Ugly whooped, took his gun out of its holster and twirled it deftly on his index finger. ‘Talented? But she never win a single one of them prizes you call out! Sound like a loser to me.’ He cackled and holstered the gun. ‘Don’t look so shock, Miss Yola. Román here know everything about everybody. You ain’t hear I tell you he my right hand? He have a file fat so …’ He gestured to show that the files were apparently two feet thick. ‘… on every one of all-you. He know everybody skeleton and which cupboard to look for it in. Don’t try no fuckery with Román – he know what you doing before you even think to do it.’

He shoved my father’s shoulder. ‘Come, Hector, enough niceties.’ Papá’s cheeks were flecked with red, the vein running along his forehead thick as a tree root, turgid with rage. ‘Important business to discuss!’

Ugly led my father away but Román lingered, staring at me with a glimmer of a smile. I stared right back, affronted at how entitled he was to just stand there and drink me in. Affronted but sort of flattered.

Now I know what you’re thinking – this guy’s a criminal who was just choking your father, you horny bitch! All I can say is: forbidden fruit is the original aphrodisiac.

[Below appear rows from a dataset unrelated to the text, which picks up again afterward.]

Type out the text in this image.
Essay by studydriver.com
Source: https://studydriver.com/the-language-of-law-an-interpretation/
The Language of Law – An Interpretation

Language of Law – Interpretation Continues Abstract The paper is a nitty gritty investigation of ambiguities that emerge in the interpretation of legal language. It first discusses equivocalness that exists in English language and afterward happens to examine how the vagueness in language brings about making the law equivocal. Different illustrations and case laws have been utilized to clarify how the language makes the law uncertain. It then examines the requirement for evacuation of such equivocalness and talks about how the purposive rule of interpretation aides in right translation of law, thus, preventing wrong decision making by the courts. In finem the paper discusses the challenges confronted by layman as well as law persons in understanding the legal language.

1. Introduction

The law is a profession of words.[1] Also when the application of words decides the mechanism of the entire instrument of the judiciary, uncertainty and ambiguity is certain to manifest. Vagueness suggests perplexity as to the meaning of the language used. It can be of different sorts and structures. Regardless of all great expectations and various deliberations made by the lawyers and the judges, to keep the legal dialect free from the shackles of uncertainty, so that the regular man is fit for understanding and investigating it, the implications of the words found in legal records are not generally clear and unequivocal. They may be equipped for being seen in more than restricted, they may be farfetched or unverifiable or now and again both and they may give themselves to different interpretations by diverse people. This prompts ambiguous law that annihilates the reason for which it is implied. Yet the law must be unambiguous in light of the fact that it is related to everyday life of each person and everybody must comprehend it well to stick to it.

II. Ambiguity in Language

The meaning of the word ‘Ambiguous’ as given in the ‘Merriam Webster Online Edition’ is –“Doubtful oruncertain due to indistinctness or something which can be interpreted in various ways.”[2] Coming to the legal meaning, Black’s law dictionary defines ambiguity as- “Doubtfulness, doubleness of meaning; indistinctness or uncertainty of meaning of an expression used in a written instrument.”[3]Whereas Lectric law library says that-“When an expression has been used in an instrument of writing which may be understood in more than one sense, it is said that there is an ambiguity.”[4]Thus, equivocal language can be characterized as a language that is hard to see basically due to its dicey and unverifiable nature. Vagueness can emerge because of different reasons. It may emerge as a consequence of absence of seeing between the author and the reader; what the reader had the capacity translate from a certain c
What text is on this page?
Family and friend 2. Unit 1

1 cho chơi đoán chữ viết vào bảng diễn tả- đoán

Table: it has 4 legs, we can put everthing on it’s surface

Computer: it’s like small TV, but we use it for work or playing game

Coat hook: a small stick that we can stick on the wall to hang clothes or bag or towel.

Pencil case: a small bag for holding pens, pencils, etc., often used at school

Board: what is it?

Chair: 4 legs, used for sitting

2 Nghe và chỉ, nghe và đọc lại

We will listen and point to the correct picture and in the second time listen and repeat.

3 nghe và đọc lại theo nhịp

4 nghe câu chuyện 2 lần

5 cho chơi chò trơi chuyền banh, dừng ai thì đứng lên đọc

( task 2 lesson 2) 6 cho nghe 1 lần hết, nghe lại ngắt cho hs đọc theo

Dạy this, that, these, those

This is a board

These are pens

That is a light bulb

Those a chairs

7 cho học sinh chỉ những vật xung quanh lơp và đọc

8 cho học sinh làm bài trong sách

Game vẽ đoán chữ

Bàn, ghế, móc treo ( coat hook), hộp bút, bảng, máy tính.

And then there was the other thing. You hear about it all the time – cheesy clichés about thunderclaps and fireworks – but when it happens to you, you realize those clichés came about for a reason. During that sexually charged stare-down, I felt all those stale old clichés. I had the sensation of being incredibly alive and invigorated, like I’d just slipped beneath the cool ocean on a hot day, like I’d just jumped out of a plane with the clouds rushing up to meet me. I felt every delicious, sentient thing I’d ever seen, smelled, touched, tasted, like a syringe of adrenaline had been rammed into my chest. It was lust. Pure wet, messy, make-your-toes-curl lust. The kind that makes you do stupid things like sleep with dangerous men.